Gazeteci herkesle görüşür, hem Cumhurbaşkanı hem de bir suç
örgütünün lideri ile röportaj yapar. Bu çok temel gazetecilik
kuralı Cumhuriyet söz konusu olunca rafa kaldırıldı. Terörle
Mücadele Kanunu da bir açıklamanın terör örgütü propagandası suçu
oluşturabilmesi için “şiddeti teşvik” unsurunun olması gerektiğini
hükme bağlıyor. Anayasa Mahkemesi de Abdullah Öcalan’ın
açıklamalarına yer veren Ülkede Özgür Gündem gazetesine el
konulması ve dava açılmasını, basın ve ifade özgürlüğünün ihlali
saymıştı. AYM kararında “yasadışı bir örgütün mensubunun veya
yöneticisinin şiddeti övmedikçe görüş ve düşüncelerini
açıklamasının tek başına cezalandırma nedeni olamayacağı”

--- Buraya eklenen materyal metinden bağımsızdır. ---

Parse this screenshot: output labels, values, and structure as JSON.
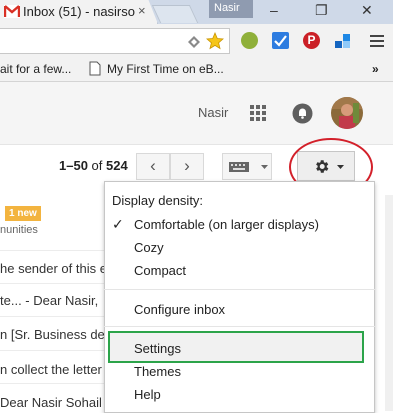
{
  "browser": {
    "tab_title": "Inbox (51) - nasirso",
    "tab_close": "×",
    "user_chip": "Nasir",
    "window_controls": [
      "–",
      "❐",
      "✕"
    ],
    "extensions": [
      "diamond-icon",
      "star-icon",
      "puzzle-icon",
      "check-icon",
      "pinterest-icon",
      "dropbox-icon",
      "menu-icon"
    ],
    "bookmarks": [
      {
        "label": "ait for a few..."
      },
      {
        "label": "My First Time on eB..."
      }
    ],
    "bookmarks_overflow": "»"
  },
  "gmail": {
    "user_name": "Nasir",
    "pager": {
      "range": "1–50",
      "of_label": "of",
      "total": "524"
    },
    "prev_icon": "‹",
    "next_icon": "›",
    "list_rows": [
      {
        "text": "nunities"
      },
      {
        "text": "he sender of this e"
      },
      {
        "text": "te... - Dear Nasir, "
      },
      {
        "text": "n [Sr. Business de"
      },
      {
        "text": "n collect the letter c"
      },
      {
        "text": "Dear Nasir Sohail C"
      }
    ],
    "new_badge": "1 new"
  },
  "menu": {
    "heading": "Display density:",
    "check": "✓",
    "items": {
      "comfortable": "Comfortable (on larger displays)",
      "cozy": "Cozy",
      "compact": "Compact",
      "configure": "Configure inbox",
      "settings": "Settings",
      "themes": "Themes",
      "help": "Help"
    }
  },
  "colors": {
    "highlight_oval": "#d3202a",
    "highlight_box": "#2ca44a",
    "new_badge": "#f3b43f"
  }
}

belirtilmişti. Savcılık ise her iki röportajda da suç unsuru
bulamadığı için Cumhuriyet’e özel ‘örgütü sevimli gösterme’ gibi
kanunda yeri olmayan bir suç icat etti.
FETÖ var, FETÖ yok
Ahmet Şık’ın 8 Temmuz 2015 tarihli “Bizimki gazetecilik sizinki
ihanet”, 9 Temmuz 2015 tarihli “MİT TIR’ları savcısı; MİT
Reyhanlı’ya göz yumdu, onlara bilgi vermesek engellerdik” ve 13
Şubat 2015 tarihli “TIR’daki sır aydınlandı” başlıklı haberleri de
suçlama konusu oldu. Ahmet Şık, büyük operasyondan 2 ay sonra FETÖ
ve PKK propagandası iddiasıyla tutuklandı. Ancak iddianame FETÖ
suçlaması çıkarılarak, PKK ve DHKP-C’ye yardım suçundan düzenlendi.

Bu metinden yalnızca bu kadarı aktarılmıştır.